An IP address can tell companies a lot about Internet users, including their physical location and the device used to connect to the web. But it rarely reveals whether they’re fraudsters. To prevent chargebacks and other types of malicious behavior, businesses should use a variety of fraud detection tools that analyze multiple data points linked to each transaction. One valuable tool is an IP address fraud score, which provides a predictive risk assessment for each unique IP.
Fraudsters IP address fraud score behind breadcrumbs in their wake, and each of those breadcrumbs can help businesses detect suspicious activity. For example, if a customer has made several rapid-fire purchases with the same card and from different accounts, that can be an indicator of fraud. Paypal, Stripe and other payments processors track this information to identify suspicious activity.
However, fraudsters are constantly evolving their strategies to evade detection.
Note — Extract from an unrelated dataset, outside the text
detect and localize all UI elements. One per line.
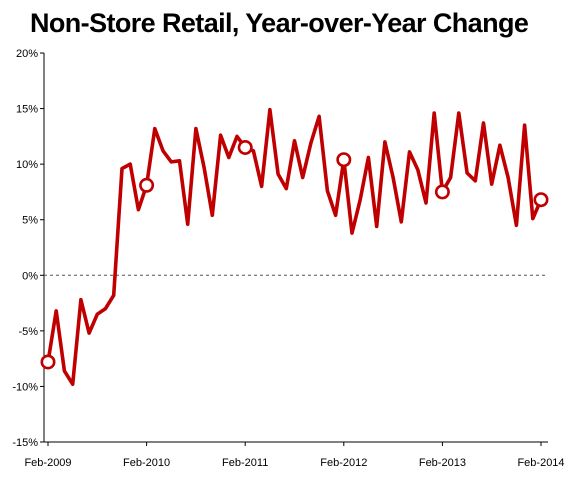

For instance, a common technique is to spoof their IP address by connecting to a cloud infrastructure or residential virtual private network (VPN). This can make it difficult for organizations to track their activity and identify any potential threats.
Understanding IP Address Fraud Scores: Evaluating Risk in Online Transactions
To combat these challenges, organizations should consider integrating an IP fraud score into their existing fraud prevention strategy. These scores minimize the risk of threat actors entering their websites by evaluating an IP address against various settings and risks, such as proxy, VPN, emulator and more. For example, an IP address associated with a public library could be a red flag since it can indicate that the user is seeking anonymity.